The problem for the average person looking at the bitcoin market is this: who should you believe? It really is a tough call, even for those who know the market fairly well.

 

Not everyone is bullish on bitcoin

And then there are those who will tell you not to trust in what you are seeing. Brendan Coffey at Forbes claims that the “smart money” expects bitcoin to drop. He points to the  weekly Commitment of Traders  report from the Commodity Futures Trading Commission. This says “says that while small speculators (classified as non-reportable in the report) increased their long positions 18% and shrunk their short positions 27% compared to last week, large traders – hedge funds and other large speculators – raised their short bets almost 45%.” Also, large trader long positions in bitcoin were trimmed back by 24% this week, which is a bearish manoeuvre.

 

What does this mean for the price of bitcoin. Coffey suggests it may not create a big rise or fall. However, he does advise taking a look at the last bitcoin rally in 2017, when bitcoin futures first launched as well. These futures allowed people who were sceptical about bitcoin to bet against it, and he indicates that while we are seeing short-term gains, the longer-term picture may prove more challenging.
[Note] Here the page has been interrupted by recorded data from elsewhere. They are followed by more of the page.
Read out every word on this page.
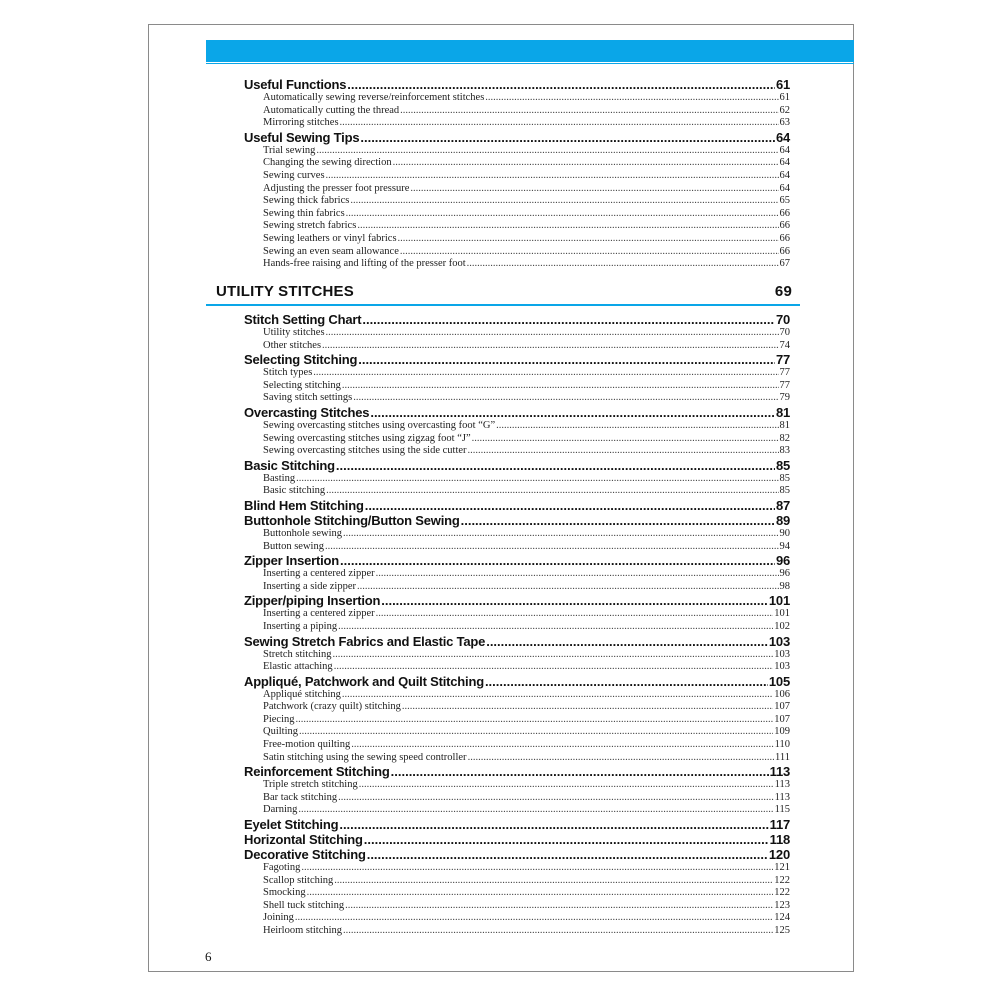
Useful Functions .....	61
Automatically sewing reverse/reinforcement stitches .....	61
Automatically cutting the thread .....	62
Mirroring stitches .....	63
Useful Sewing Tips .....	64
Trial sewing .....	64
Changing the sewing direction .....	64
Sewing curves .....	64
Adjusting the presser foot pressure .....	64
Sewing thick fabrics .....	65
Sewing thin fabrics .....	66
Sewing stretch fabrics .....	66
Sewing leathers or vinyl fabrics .....	66
Sewing an even seam allowance .....	66
Hands-free raising and lifting of the presser foot .....	67
UTILITY STITCHES	69
Stitch Setting Chart .....	70
Utility stitches .....	70
Other stitches .....	74
Selecting Stitching .....	77
Stitch types .....	77
Selecting stitching .....	77
Saving stitch settings .....	79
Overcasting Stitches .....	81
Sewing overcasting stitches using overcasting foot “G” .....	81
Sewing overcasting stitches using zigzag foot “J” .....	82
Sewing overcasting stitches using the side cutter .....	83
Basic Stitching .....	85
Basting .....	85
Basic stitching .....	85
Blind Hem Stitching .....	87
Buttonhole Stitching/Button Sewing .....	89
Buttonhole sewing .....	90
Button sewing .....	94
Zipper Insertion .....	96
Inserting a centered zipper .....	96
Inserting a side zipper .....	98
Zipper/piping Insertion .....	101
Inserting a centered zipper .....	101
Inserting a piping .....	102
Sewing Stretch Fabrics and Elastic Tape .....	103
Stretch stitching .....	103
Elastic attaching .....	103
Appliqué, Patchwork and Quilt Stitching .....	105
Appliqué stitching .....	106
Patchwork (crazy quilt) stitching .....	107
Piecing .....	107
Quilting .....	109
Free-motion quilting .....	110
Satin stitching using the sewing speed controller .....	111
Reinforcement Stitching .....	113
Triple stretch stitching .....	113
Bar tack stitching .....	113
Darning .....	115
Eyelet Stitching .....	117
Horizontal Stitching .....	118
Decorative Stitching .....	120
Fagoting .....	121
Scallop stitching .....	122
Smocking .....	122
Shell tuck stitching .....	123
Joining .....	124
Heirloom stitching .....	125
6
Why?  He says, “As a purely speculative investment with a heavy amount of non-trading professionals betting on it, bitcoin has tended to display classical chart patterns.” And according to his charts, there is still a “thick blue line of resistance” to overcome. That stands at about $6,000, “but expect the sellers to come in at $5,500 and continue to sell on moves into the $6,200 area,” Coffey says. His reasoning, which is perfectly logical, is that people who “got caught holding bitcoin when it plunged will want to get out with what they put in.”

 

The answer would seem to be that the current bitcoin rally is both fact and fantasy. Yes, we have seen it surge to over $5,000 from hovering around $4,000 just a few days earlier. The fantasy bit? It is going to be some time, if it ever happens, before it reaches $50,000, even if that is the prediction of a crypto guru!